Things have changed quite a bit since the days when it wasn’t uncommon that a baby or its mother died during the birthing process. These days, mothers are able to take home their babies within hours of having given birth. Still, though, there are complications associated with giving birth to a child. 75 percent of cerebral palsy cases develop within those first crucial days of the baby’s life.
More and more, hospitals are using neonatal nurses to care of newborns. After the baby is born, these people are responsible for the health and care of your new addition to the family. They specialize in the area of taking care of newborns.
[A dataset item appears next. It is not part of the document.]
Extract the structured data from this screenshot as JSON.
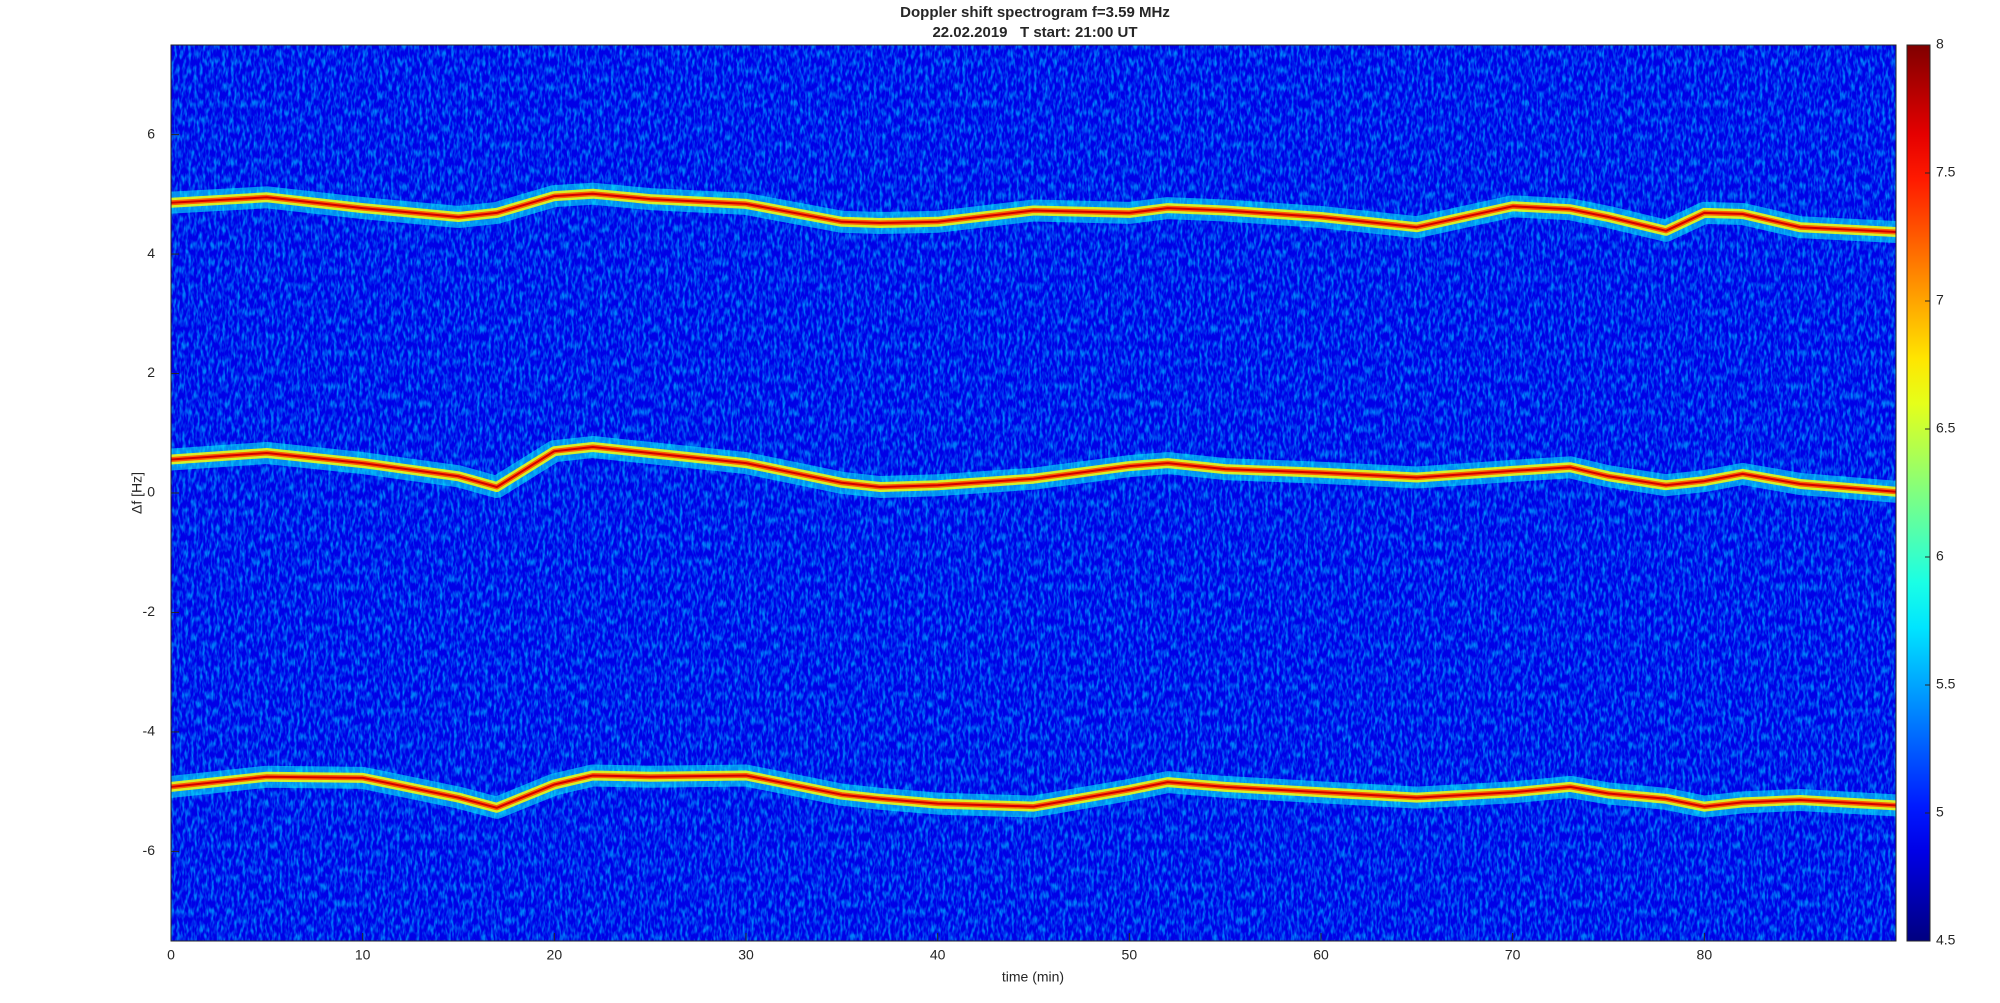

There are three different level of specialization in neonatal nursing. Level 1 nurses are responsible for the care of healthy newborn babies. The need for this particular kind of expertise is reducing due to improvements in techniques and technology. Healthy babies can now go home much sooner and are no longer kept separate from the mother in most hospitals.
Level 2 nurses specialize in caring for ill or prematurely born babies. Their responsibility includes making sure these babies get the medicines they need at the times that they need them. They are trained on the best methods for administering these medicines. Since each case is unique, the nurse must understand each baby and the best way to help that baby overcome his or her sickness.
Level 3 nurses are the highest trained nurses and the most in need. They take care of the babies in the Neonatal Intensive Care Unit (NICU). Some babies are in such dire need of attention that these nurses need attention every hour or half hour to make sure that there are no complications. Not only are the nurses in charge of the baby’s healthcare, but they are also in charge of making sure that the machines keeping the baby alive are fully functional. The machines usually take readings from the baby’s vital signs, and these help the nurse understand what is needed for the baby’s healthcare.